Otro ejemplo del principio de la ironía implícita surge de las consecuencias del contingente sobre el tabaco en Estados Unidos, impuesto por primera vez en 19346. Bajo este sistema, cualquier agricultor en las áreas especificadas, que estaba produciendo tabaco en ese momento, se tuvo que sujetar a un contingente; esto es, a una licencia para vender una cierta cantidad de tabaco, basada en cuanto había estado produciendo. El contingente en este caso se aplicó a la explotación en lugar de al agricultor y pronto se convirtió en una valiosa propiedad. De entre dos explotaciones idénticas, una con contingente y otra sin él, la del contingente puede ahora venderse en seis veces el precio de la que no lo tiene. Está claro que éste representó una donación implícita, aunque no esté muy claro de quién a favor de los propietarios de aquellas explotaciones que se vieron sujetas a los contingentes en el año inicial. Puede ser muy difícil justificar esto por medio de cualquier principio de justicia social.

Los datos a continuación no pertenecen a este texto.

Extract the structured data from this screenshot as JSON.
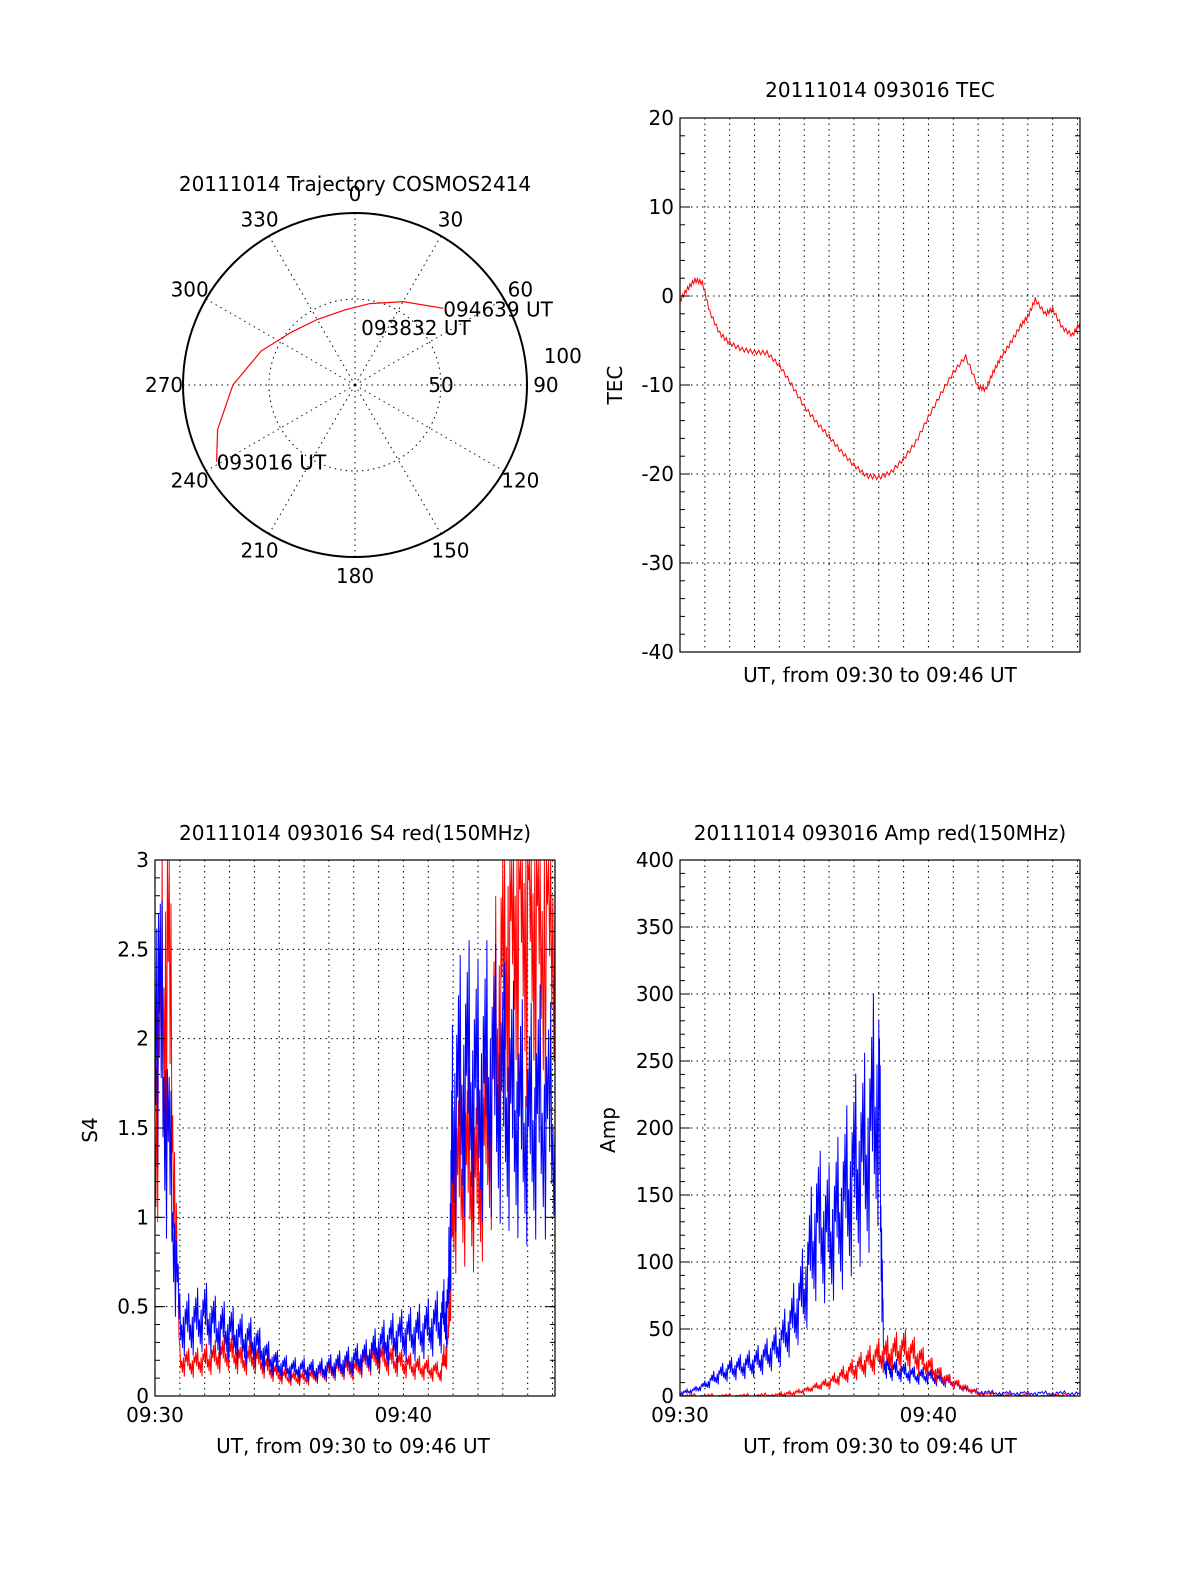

Otro ejemplo de donaciones implícitas en un sistema de licencias es el problema de las licencias del gobierno federal de Estados Unidos para las emisoras de radio y televisión. Aquí, de nuevo, esto representa una donación del público a los recipiendarios de estas licencias que puede valorarse fácilmente en millones de dólares. No es ningún secreto que la fortuna del Presidente Lyndon Johnson estaba basada principalmente en una donación implícita de este tipo.

Las licencias de importación y las licencias para el control de las divisas son ejemplos parecidos de donaciones implícitas del resto de la sociedad a aquellos afortunados que reciben las licencias. En efecto, es éste un sistema de imposición privada que permite a los poseedores de licencias establecer un impuesto sobre el resto de la sociedad para su propio beneficio. Como los recipiendarios de licencias son frecuentemente los miembros más ricos y más poderosos de la sociedad, este tipo de donación implícita conlleva casi siempre una redistribución de los pobres a los ricos y, por tanto, compensa cualesquiera redistribuciones de éstos a aquéllos que puedan tener lugar a través del sistema de donaciones directas y del sistema fiscal.